In the journey to finding her biological family, Klug-Napier met a fourth sibling, her 32-year-old sister Marysia. She traveled to Washington to meet her.
Like Klug-Napier, Cindy arrived at a hospital in Spokane, Washington, gave birth and disappeared hours later, leaving newborn Marysia behind. Cindy used the alias “Sandy Davis.”
Upon meeting, the two sisters marveled at their similar stories.
“Looking at her was so surreal, to see these features that I see in myself every day,” Marysia told “20/20.” “I think Andrea and I did have a connection when we first saw each other. We're both hesitant and a little bit shy, and I think that actually, you know, helps us kind of understand each other a little bit more.”
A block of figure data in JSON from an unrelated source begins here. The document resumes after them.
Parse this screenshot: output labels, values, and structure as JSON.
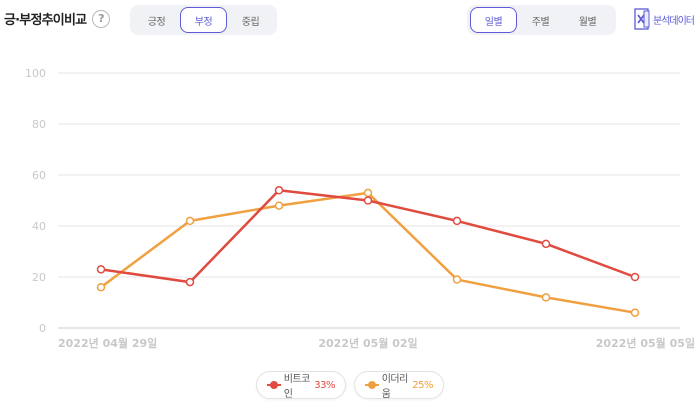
{
  "header": {
    "title": "긍·부정추이비교",
    "help_icon": "?",
    "sentiment_tabs": [
      {
        "label": "긍정",
        "active": false
      },
      {
        "label": "부정",
        "active": true
      },
      {
        "label": "중립",
        "active": false
      }
    ],
    "period_tabs": [
      {
        "label": "일별",
        "active": true
      },
      {
        "label": "주별",
        "active": false
      },
      {
        "label": "월별",
        "active": false
      }
    ],
    "excel_label": "분석데이터",
    "excel_icon": "excel-icon"
  },
  "colors": {
    "accent": "#5d5cd6",
    "bitcoin": "#e04a3f",
    "ethereum": "#f0a040",
    "grid": "#e6e6e6",
    "axis_text": "#c8c8c8"
  },
  "chart_data": {
    "type": "line",
    "x": [
      "2022-04-29",
      "2022-04-30",
      "2022-05-01",
      "2022-05-02",
      "2022-05-03",
      "2022-05-04",
      "2022-05-05"
    ],
    "x_tick_labels": [
      {
        "index": 0,
        "label": "2022년 04월 29일"
      },
      {
        "index": 3,
        "label": "2022년 05월 02일"
      },
      {
        "index": 6,
        "label": "2022년 05월 05일"
      }
    ],
    "y_ticks": [
      0,
      20,
      40,
      60,
      80,
      100
    ],
    "ylim": [
      0,
      100
    ],
    "grid": true,
    "legend_position": "bottom-center",
    "series": [
      {
        "name": "비트코인",
        "share": "33%",
        "color": "#e04a3f",
        "values": [
          23,
          18,
          54,
          50,
          42,
          33,
          20
        ]
      },
      {
        "name": "이더리움",
        "share": "25%",
        "color": "#f0a040",
        "values": [
          16,
          42,
          48,
          53,
          19,
          12,
          6
        ]
      }
    ]
  }
}
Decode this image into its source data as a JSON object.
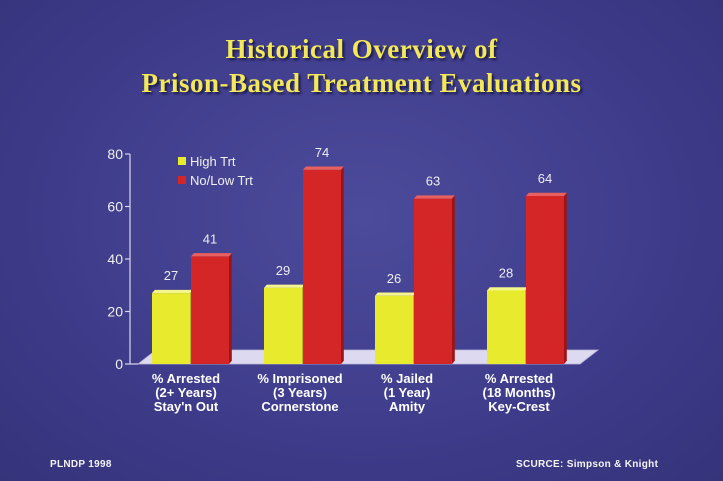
{
  "title_lines": [
    "Historical Overview of",
    "Prison-Based Treatment Evaluations"
  ],
  "footer": {
    "left": "PLNDP 1998",
    "right": "SCURCE: Simpson & Knight"
  },
  "colors": {
    "high": "#e8ea2e",
    "low": "#d42626",
    "accent": "#f2e85a"
  },
  "chart_data": {
    "type": "bar",
    "title": "Historical Overview of Prison-Based Treatment Evaluations",
    "categories": [
      [
        "% Arrested",
        "(2+ Years)",
        "Stay'n Out"
      ],
      [
        "% Imprisoned",
        "(3 Years)",
        "Cornerstone"
      ],
      [
        "% Jailed",
        "(1 Year)",
        "Amity"
      ],
      [
        "% Arrested",
        "(18 Months)",
        "Key-Crest"
      ]
    ],
    "series": [
      {
        "name": "High Trt",
        "values": [
          27,
          29,
          26,
          28
        ]
      },
      {
        "name": "No/Low Trt",
        "values": [
          41,
          74,
          63,
          64
        ]
      }
    ],
    "yticks": [
      0,
      20,
      40,
      60,
      80
    ],
    "ylim": [
      0,
      80
    ],
    "legend_position": "top-left",
    "grid": false
  }
}
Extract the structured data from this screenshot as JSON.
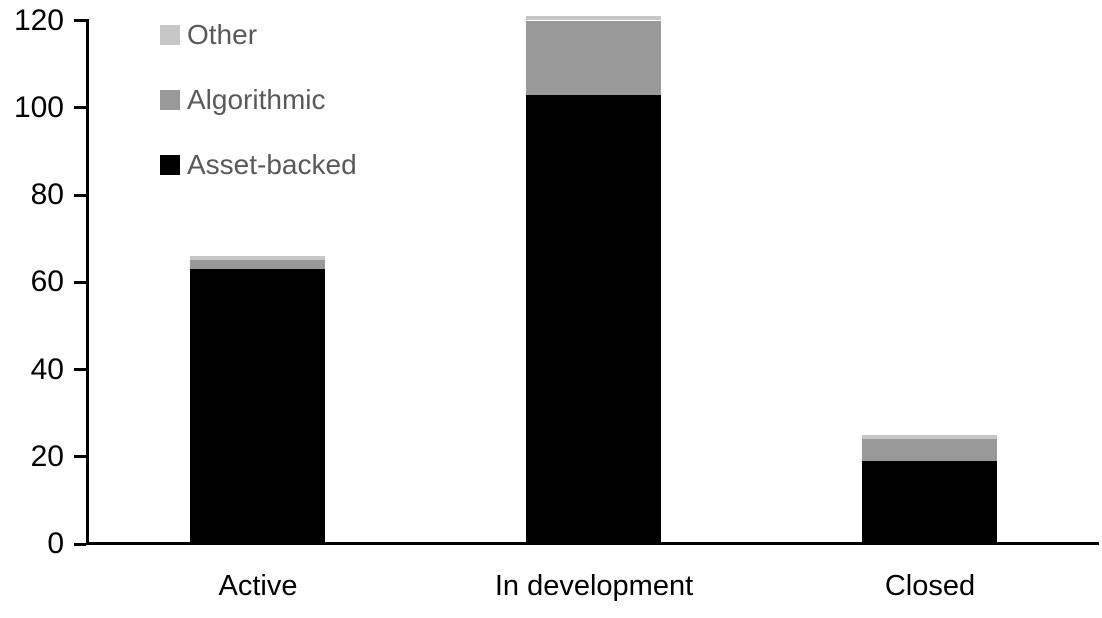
{
  "chart_data": {
    "type": "bar",
    "stacked": true,
    "title": "",
    "xlabel": "",
    "ylabel": "",
    "categories": [
      "Active",
      "In development",
      "Closed"
    ],
    "series": [
      {
        "name": "Asset-backed",
        "color": "#000000",
        "values": [
          63,
          103,
          19
        ]
      },
      {
        "name": "Algorithmic",
        "color": "#999999",
        "values": [
          2,
          17,
          5
        ]
      },
      {
        "name": "Other",
        "color": "#c6c6c6",
        "values": [
          1,
          1,
          1
        ]
      }
    ],
    "stack_order_bottom_to_top": [
      "Asset-backed",
      "Algorithmic",
      "Other"
    ],
    "totals": [
      66,
      121,
      25
    ],
    "ylim": [
      0,
      120
    ],
    "yticks": [
      0,
      20,
      40,
      60,
      80,
      100,
      120
    ],
    "grid": false,
    "legend_position": "top-left",
    "legend_order_top_to_bottom": [
      "Other",
      "Algorithmic",
      "Asset-backed"
    ]
  },
  "colors": {
    "background": "#ffffff",
    "axis": "#000000",
    "tick_label_text": "#000000",
    "category_label_text": "#000000",
    "legend_text": "#595959",
    "asset_backed": "#000000",
    "algorithmic": "#999999",
    "other": "#c6c6c6"
  },
  "layout_values": {
    "y_axis_tick_count": "7",
    "bar_count": "3"
  }
}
And in another stunning find, Klug-Napier learned she had a fifth sibling, a 35-year-old brother that Cindy gave birth to and abandoned at a hospital and another child that Dwight never knew he fathered.
“I just couldn’t -- didn’t know she was pregnant. Couldn’t tell,” Dwight said.
Dwight said he sees all of them as his children.
“It was kind of a happy feeling because a part of Cindy was coming back,” he said.